Humph! Magazine critics? Why they’re all young fellows. Impudent, too! They think that just because they’re educated they know more about the game than we do—than I do—and I’ve had my opinions quoted on as many as two hundred garbage cans in one week!

SUMMERS

Ah, dear me, gentlemen. In my time, a critic was a person with a taste for drama; to-day a critic is largely a person with a taste for quotation in the Shubert ads.

FENEMY

(to the others, tapping his temple significantly with his forefinger)

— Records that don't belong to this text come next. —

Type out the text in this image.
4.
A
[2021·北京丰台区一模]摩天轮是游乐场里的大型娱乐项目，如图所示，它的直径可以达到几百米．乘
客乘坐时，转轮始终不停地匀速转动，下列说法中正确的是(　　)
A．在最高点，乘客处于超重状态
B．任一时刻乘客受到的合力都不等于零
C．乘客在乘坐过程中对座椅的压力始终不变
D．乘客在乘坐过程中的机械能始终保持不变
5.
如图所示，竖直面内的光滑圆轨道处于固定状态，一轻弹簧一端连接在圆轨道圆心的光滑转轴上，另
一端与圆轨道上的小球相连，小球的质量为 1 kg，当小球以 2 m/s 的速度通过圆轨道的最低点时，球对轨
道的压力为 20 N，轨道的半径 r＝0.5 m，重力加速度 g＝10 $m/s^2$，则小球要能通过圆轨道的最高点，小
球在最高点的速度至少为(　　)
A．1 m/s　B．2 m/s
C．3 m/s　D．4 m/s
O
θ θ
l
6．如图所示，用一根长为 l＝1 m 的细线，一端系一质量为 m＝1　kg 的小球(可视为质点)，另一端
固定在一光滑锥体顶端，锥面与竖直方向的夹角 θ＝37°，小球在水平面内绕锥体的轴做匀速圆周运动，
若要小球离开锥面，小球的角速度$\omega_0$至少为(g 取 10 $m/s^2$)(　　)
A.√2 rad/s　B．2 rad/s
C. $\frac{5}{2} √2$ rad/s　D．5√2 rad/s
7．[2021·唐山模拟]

The poor chap actually thinks Molière knew more about playwriting than Jules Eckert Goodman!

HILL and DIXON

(laughing uproariously)

Fine! Fine!! Better use that line in your review tomorrow. Of course it hasn’t anything to do with Fanny’s Second Play, but that doesn’t matter. It’s too good to lose.

HILL

By the way, the Dramatic Mirror wrote me for my picture to-day. They’re going to print it in the next number. Pretty good, eh?

FENEMY

I should say yes! I wish I could get as much advertising as you get, Hill.

HILL

(suddenly)

By Jove! An idea! What if this play we saw tonight was written by Belasco, after all?

SUMMERS

Impossible, gentlemen. Had Mr. Belasco written it, we should have had an inkling of the fact through the recent lawsuit calendars.

FENEMY

Maybe it’s by Augustus Thomas. It’s got a lot of thought in it!

HILL

Yes, it certainly is full of thought!

DIXON

Sure, it’s got a pile of thought in it all right enough!

SUMMERS

(lifting his eyebrows)

What thought, gentlemen?

FENEMY

Didn’t you catch that curious new word in the second act? What was it, Dixon?

HILL

Psychothrapy.

DIXON

No, you mean psychothrupy.

FENEMY

No, no, it is psychothripy.

SUMMERS

Gentlemen, you mean psychotherapy.

ALL

Well, it doesn’t matter. It’s thought, anyway—something snappy and new. And Augustus Thomas is the only American playwright who thinks.

DIXON

Did you notice that reference to the “sweet and noble mother”? I think Roi Cooper Megrue wrote it—and I don’t like Megrue. He’s too fat looking. I think the play is punk.

HILL

But that third act attempted seduction climax sounds to me like Sheldon.

DIXON

(quickly)

Oh, then the play’s all right!

HILL

But we must remember that Sheldon is a young man and that he is a Harvard graduate. He needs taking down a little.

DIXON

But he’s a good friend of my dear friend Mrs. ——. Anyway, if only Belasco——.

FENEMY

(interrupting)

Well, I’ve got to get down to the office and write my review.

(looking at watch)

It’s got to be in at twelve o’clock and it’s ten minutes of twelve now, and I’ve got to fill a column.

(exits)

HILL

Between us, Dixon, I personally enjoyed this play immensely; but professionally, I think it’s very bad.

DIXON

My idea exactly. Of course, if Belasco——.